Helle Holzregale, eine frische Gemüse-Ecke, die Käsetheke, jeden Morgen frisches Brot und der kühle Getränke-Keller schaffen eine gemütliche Atmosphäre. Getragen wird „Ährensache“ von einer Einkaufsgemeinschaft. Rund 300 zahlende Mitglieder sorgen für eine stabile Geschäftsbasis und profitieren im Gegenzug von günstigeren Preisen. Auch bei ihnen sitzt der Schock tief.

„Das ist eine Katastrophe“, findet Rolf, der seit über zehn Jahren im Kiez wohnt. „Es ist ja einer der wenigen Läden, die zu keiner Kette gehören. Hier um die Ecke hat es auch einen Buchladen getroffen – der steht immer noch leer.“

Malika Khalid ist „einfach nur traurig“. Sie kommt häufig in den Laden, weil sie die Auswahl und die Qualität schätzt. „Das ist hier viel netter als im Supermarkt.
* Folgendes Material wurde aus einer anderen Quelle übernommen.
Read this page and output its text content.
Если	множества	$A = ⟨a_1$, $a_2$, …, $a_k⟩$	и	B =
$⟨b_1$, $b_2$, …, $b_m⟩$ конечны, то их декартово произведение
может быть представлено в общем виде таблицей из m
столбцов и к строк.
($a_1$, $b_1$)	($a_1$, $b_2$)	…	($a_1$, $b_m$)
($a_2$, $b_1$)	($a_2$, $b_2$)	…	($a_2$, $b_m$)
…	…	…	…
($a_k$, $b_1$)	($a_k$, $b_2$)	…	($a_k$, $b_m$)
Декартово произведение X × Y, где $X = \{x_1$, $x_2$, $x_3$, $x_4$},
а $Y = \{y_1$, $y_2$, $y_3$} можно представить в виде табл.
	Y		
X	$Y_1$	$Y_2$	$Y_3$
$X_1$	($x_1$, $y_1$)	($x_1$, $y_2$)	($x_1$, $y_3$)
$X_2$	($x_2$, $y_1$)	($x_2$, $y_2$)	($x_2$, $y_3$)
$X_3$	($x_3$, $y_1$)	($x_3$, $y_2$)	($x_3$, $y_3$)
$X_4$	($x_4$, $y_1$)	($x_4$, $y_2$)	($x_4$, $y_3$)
Davon lebt ja so ein Kiez auch.“ Jonas, der die Lastenfahrräder vor dem Geschäft betreut, stört vor allem die Art und Weise der Kommunikation mit dem Vermieter „das ist so entmenschlicht“.

Wie groß die Empörung, aber auch die Unterstützung ist, zeigt der Erfolg einer Online-Petition mit dem Namen „Rettet die Berliner Kiezläden“ – ins Leben gerufen von einer treuen „Ährensache“-Kundin. Bisher haben über 4.000 Menschen unterschrieben. „Das ist Wahnsinn, damit haben wir nie gerechnet“, sagt Ute Quintilius. Die digitale Unterschriften-Liste soll auch den Druck auf den Vermieter erhöhen. „Wir haben die Petition auch zu ihm nach Australien geschickt. Damit er ein Gefühl bekommt, was Kiez-Leben bedeutet.“

Renate Künast hat sich eingeschaltet

Außerdem soll so die Politik drauf aufmerksam gemacht werden. Mit Erfolg: Bezirksbürgermeister Jörn Oltmann und Grünen-Urgestein Renate Künast unterstützen Quintilius und haben ihrerseits einen Brief an den Vermieter geschickt.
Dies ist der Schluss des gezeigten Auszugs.